Publié le 12 avril 2025 à 9h51. À partir de 2026, les travailleurs français pourront bénéficier d’une déduction fiscale plus importante pour leurs frais de déplacement domicile-travail, une mesure qui concerne tous les modes de transport, pas seulement la voiture.
- L’indemnité kilométrique sera portée à 38 centimes par kilomètre dès le premier kilomètre, contre 30 centimes pour les 20 premiers kilomètres actuellement.
- Cette augmentation pourrait représenter une économie de 336 euros par an pour un trajet quotidien de 35 kilomètres.
- L’indemnité de déplacement, bien que critiquée pour son impact environnemental potentiel, s’applique à tous les modes de transport et ne semble pas influencer significativement le choix du lieu de résidence.

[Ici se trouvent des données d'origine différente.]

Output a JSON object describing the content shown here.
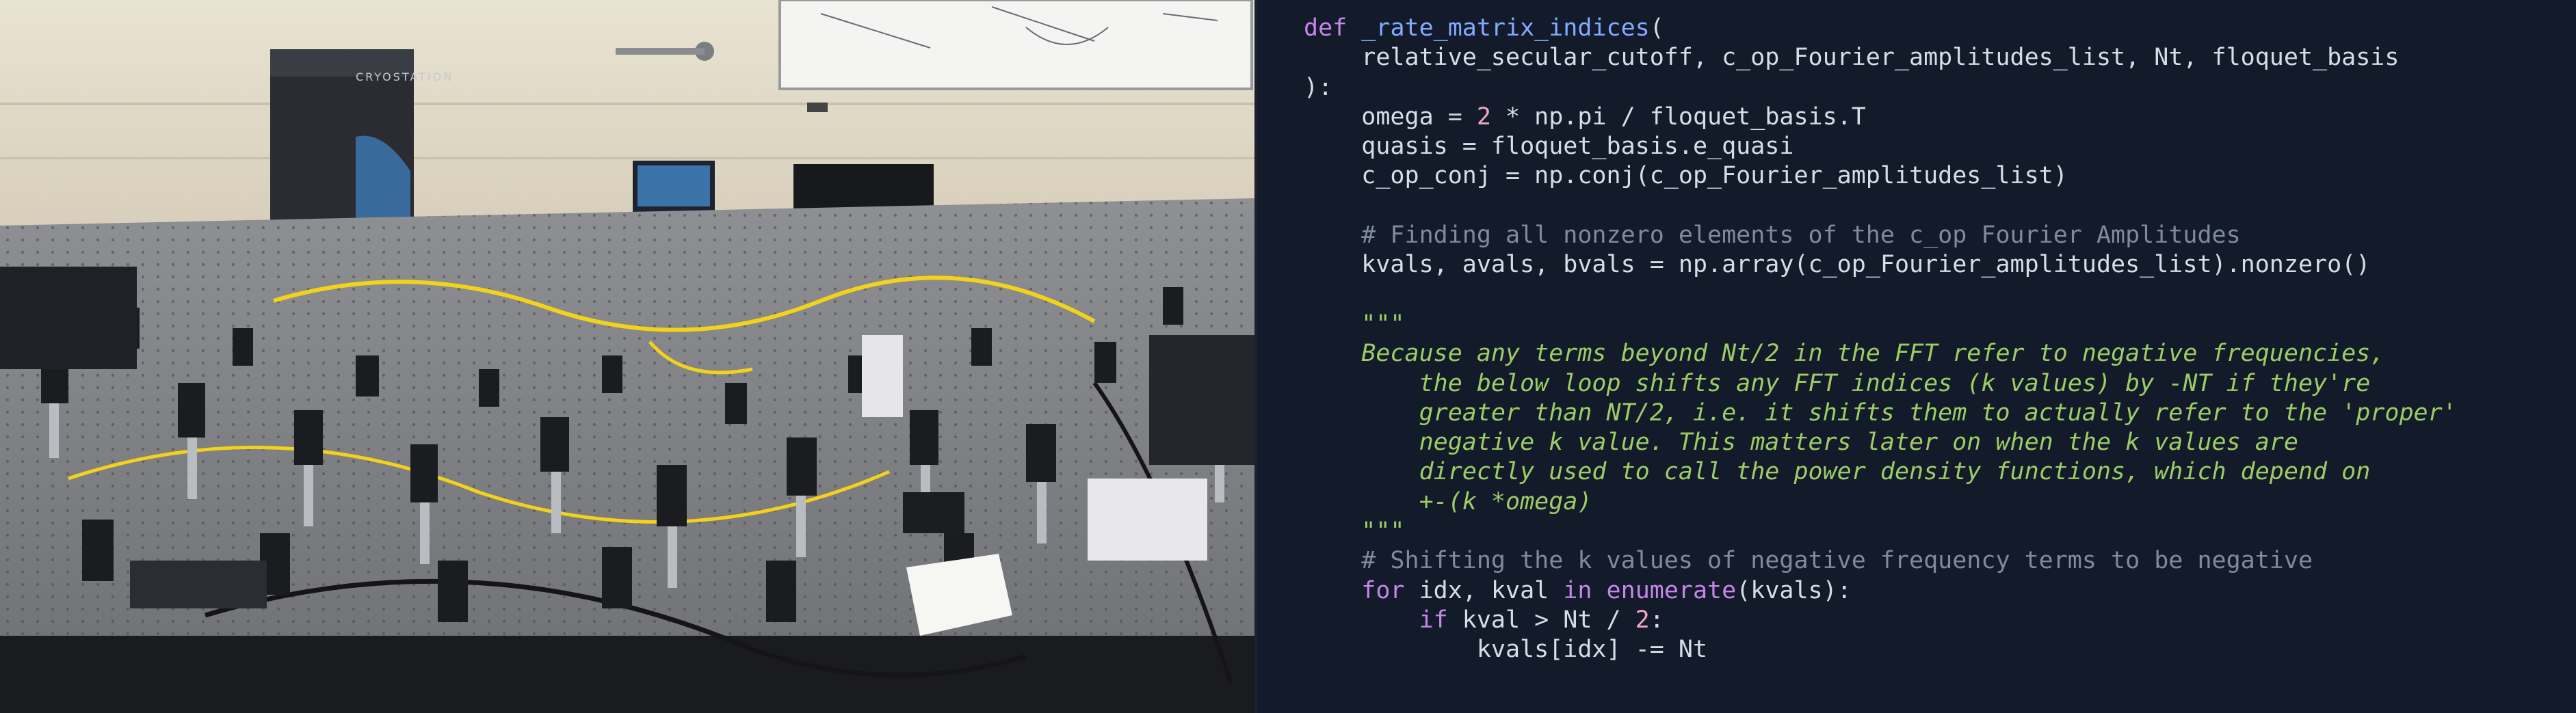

Les travailleurs qui se rendent sur leur lieu de travail peuvent bénéficier d’un allègement fiscal grâce à l’indemnité de déplacement, également appelée indemnité kilométrique. Cette allocation, qui vise à compenser les frais liés au trajet domicile-travail, va subir une revalorisation significative à partir du 1er janvier 2026. Elle concerne tous les modes de transport : voiture, vélo, transports en commun, ou encore trottinette électrique. Seuls les vols ne sont pas pris en compte.
Jusqu’à présent, le barème applicable prévoit une indemnité de 30 centimes par kilomètre pour les 20 premiers kilomètres parcourus chaque jour, et de 38 centimes au-delà. Dès 2026, ce seuil sera supprimé et l’indemnité sera uniforme à 38 centimes par kilomètre, dès le premier kilomètre. Le calcul se base sur la distance aller simple, et non sur l’aller-retour.
Prenons l’exemple d’un salarié effectuant un trajet quotidien de 35 kilomètres, sur 210 jours par an. Avec l’augmentation de l’indemnité de déplacement, il pourrait économiser 336 euros par an.
L’indemnité de déplacement est intégrée aux frais réels. Le fisc reconnaît déjà un forfait de 1 230 euros par an pour chaque salarié. Par conséquent, l’avantage fiscal ne sera perceptible que si les frais réels du contribuable dépassent ce montant. Une indemnité de déplacement plus élevée permet donc d’atteindre plus rapidement ce seuil et de bénéficier d’une réduction d’impôt.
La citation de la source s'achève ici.